Shoppers of the world, unite!
In a novel twist to influencing politics through commerce, Hong Kong protesters are going shopping to spread their pro-democracy message. Carrying the bright yellow umbrellas symbolic of the movement, they are marching through shops and driving away tourists.
“It’s part of the civil disobedience philosophy of taking resistance to everyday life,” said Sebastian Veg, director of the French Center for Research on Contemporary China in Hong Kong. “You don’t have to be camping out in front of a government office, but if you have an hour after you leave work you can set up a shopping group, chant or sing for universal suffrage and make life hard for the police.”
As Hong Kong prepares for the influx of Chinese tourists coming for the Lunar New Year holiday next week, the protests might curb sales at retailers already smarting from falling revenue in December last year.
Annual retail sales in Hong Kong declined last year for the first time since 2003 as Chinese President Xi Jinping’s (習近平) campaign against corruption and extravagance crimped spending. Luxury goods were especially hard hit, with sales slumping 16.3 percent in December. The holidays this year start on Wednesday.
The holidays typically see an influx of Chinese tourists, who last year bumped up retail sales by one-third, Hong Kong General Chamber of Commerce chief economis David O’Rear said.
Last year, the territory was the most popular destination for Chinese tourists with 47.2 million visitors, though the pro-democracy movement that occupied parts of downtown cast a shadow.

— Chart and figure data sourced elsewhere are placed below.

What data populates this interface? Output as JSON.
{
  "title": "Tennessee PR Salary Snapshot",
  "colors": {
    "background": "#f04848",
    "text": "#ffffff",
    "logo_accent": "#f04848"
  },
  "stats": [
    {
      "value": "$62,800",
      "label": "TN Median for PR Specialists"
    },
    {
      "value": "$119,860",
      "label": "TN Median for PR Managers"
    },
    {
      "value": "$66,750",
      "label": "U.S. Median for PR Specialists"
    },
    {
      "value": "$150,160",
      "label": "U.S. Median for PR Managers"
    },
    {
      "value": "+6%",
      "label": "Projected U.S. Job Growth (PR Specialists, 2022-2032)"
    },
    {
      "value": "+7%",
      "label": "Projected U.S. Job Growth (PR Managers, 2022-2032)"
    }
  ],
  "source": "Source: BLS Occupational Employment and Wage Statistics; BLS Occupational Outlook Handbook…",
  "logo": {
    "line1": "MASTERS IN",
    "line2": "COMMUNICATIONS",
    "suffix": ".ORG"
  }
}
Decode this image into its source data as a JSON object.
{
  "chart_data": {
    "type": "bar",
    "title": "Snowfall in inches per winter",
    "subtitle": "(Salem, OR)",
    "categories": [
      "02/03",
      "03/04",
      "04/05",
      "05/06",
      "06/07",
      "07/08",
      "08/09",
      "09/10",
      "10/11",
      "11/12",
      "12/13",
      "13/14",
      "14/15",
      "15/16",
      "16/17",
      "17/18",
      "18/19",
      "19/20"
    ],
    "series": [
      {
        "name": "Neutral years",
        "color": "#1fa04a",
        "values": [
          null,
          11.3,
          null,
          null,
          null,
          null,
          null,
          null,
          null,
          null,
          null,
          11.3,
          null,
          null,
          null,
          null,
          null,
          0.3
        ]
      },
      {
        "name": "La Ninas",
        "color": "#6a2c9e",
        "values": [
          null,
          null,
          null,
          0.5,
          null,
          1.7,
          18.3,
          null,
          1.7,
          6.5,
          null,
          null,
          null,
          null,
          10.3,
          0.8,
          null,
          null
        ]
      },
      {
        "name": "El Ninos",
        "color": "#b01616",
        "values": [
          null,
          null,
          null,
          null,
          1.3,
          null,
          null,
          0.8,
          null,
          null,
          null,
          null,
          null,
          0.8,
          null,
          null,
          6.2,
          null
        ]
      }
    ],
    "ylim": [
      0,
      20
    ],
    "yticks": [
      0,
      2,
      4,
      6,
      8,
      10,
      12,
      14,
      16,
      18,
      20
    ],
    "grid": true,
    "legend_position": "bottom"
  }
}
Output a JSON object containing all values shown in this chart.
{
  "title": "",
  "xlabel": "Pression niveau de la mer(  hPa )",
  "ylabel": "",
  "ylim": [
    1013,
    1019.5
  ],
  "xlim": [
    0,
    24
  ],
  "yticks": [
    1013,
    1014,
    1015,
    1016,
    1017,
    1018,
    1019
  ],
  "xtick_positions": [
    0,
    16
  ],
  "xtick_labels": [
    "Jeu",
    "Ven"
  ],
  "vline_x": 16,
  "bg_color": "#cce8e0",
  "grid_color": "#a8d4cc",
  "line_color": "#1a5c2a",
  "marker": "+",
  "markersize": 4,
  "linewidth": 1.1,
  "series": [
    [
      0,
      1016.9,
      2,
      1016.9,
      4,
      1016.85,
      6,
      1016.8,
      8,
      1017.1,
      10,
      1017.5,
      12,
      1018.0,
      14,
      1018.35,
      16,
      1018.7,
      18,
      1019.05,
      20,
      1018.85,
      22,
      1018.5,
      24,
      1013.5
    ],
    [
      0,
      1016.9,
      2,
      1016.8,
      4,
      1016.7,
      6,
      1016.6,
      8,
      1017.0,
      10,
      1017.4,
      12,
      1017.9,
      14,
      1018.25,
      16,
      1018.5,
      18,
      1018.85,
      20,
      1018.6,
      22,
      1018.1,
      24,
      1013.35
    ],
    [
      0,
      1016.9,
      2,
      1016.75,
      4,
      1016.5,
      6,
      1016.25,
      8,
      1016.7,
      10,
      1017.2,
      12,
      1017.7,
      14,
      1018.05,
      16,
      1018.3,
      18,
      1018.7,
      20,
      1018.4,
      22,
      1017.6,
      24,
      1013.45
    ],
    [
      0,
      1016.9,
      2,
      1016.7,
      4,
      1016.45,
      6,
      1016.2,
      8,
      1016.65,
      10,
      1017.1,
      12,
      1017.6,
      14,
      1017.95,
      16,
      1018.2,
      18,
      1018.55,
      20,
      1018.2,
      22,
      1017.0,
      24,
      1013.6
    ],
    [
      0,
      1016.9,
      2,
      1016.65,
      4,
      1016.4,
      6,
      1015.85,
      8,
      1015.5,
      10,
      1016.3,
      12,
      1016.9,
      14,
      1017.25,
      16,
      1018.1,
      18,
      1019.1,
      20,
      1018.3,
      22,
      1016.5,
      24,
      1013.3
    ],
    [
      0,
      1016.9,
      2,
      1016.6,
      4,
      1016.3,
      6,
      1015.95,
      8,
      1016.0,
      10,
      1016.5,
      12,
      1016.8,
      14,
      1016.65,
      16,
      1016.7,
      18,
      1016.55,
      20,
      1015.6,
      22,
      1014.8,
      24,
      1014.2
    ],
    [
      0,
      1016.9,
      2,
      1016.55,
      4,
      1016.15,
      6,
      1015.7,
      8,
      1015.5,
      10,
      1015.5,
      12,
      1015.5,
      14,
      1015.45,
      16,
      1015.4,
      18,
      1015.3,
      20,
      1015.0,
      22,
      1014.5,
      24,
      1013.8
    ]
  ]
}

“Hong Kong will pay a heavy price,” unless it does more to cater to Chinese who are increasingly headed to other destinations for shopping and sightseeing, warned a Jan. 26 editorial in the Global Times, a newspaper owned by the Chinese Communist Party-affiliated People’s Daily.
Protesters had occupied swaths of Hong Kong last quarter to demand that China lift a demand to screen candidates for the 2017 chief executive election. After the police evicted them from the streets in December, some of the activists decided to take to the shops.
Nearly every night, anywhere from a handful to a few dozen activists can be spotted holding yellow umbrellas in shopping districts, including Mong Kok.
They were partly inspired by Hong Kong Chief Executive Leung Chun-ying’s (梁振英) appeal to help retailers affected by the protests by going shopping, said Amos Ho, a 37-year-old clerk at a power company, who joined some of the tours.
The other inspiration came from an earlier televised interview of a Chinese tourist at the protest zone who when asked why she was there said she was shopping, Veg said. Her mispronunciation of the Cantonese phrase for shopping was then picked up by pun-loving Internet users who transcribed it with a vulgar term referring to the male anatomy.
The protest are loosely organized via social media or fliers on the street.
“Actually this shopping protest is very funny,” Ho said.
For many, though, shopping is serious in Hong Kong. Society pages feature as many red carpet store openings as charity balls. Hong Kong is the world’s biggest importer of Swiss watches. Fully 8 percent of the luxury goods sold by LVMH Moet Hennessy Louis Vuitton SA are paid for in Hong Kong dollars.
New Year’s eve events planned next to two major Hong Kong shopping districts were canceled after the protests began.
“The point of this is since all the occupy sites were removed, the people feel like nothing was achieved,” said James Bang, a 28-year-old who lost his job after he took too much time off to join the street protests. “The people feel like nothing was achieved, no concessions, no negotiations, nothing at all. We feel we have to make a statement and go out there so people see us every day.”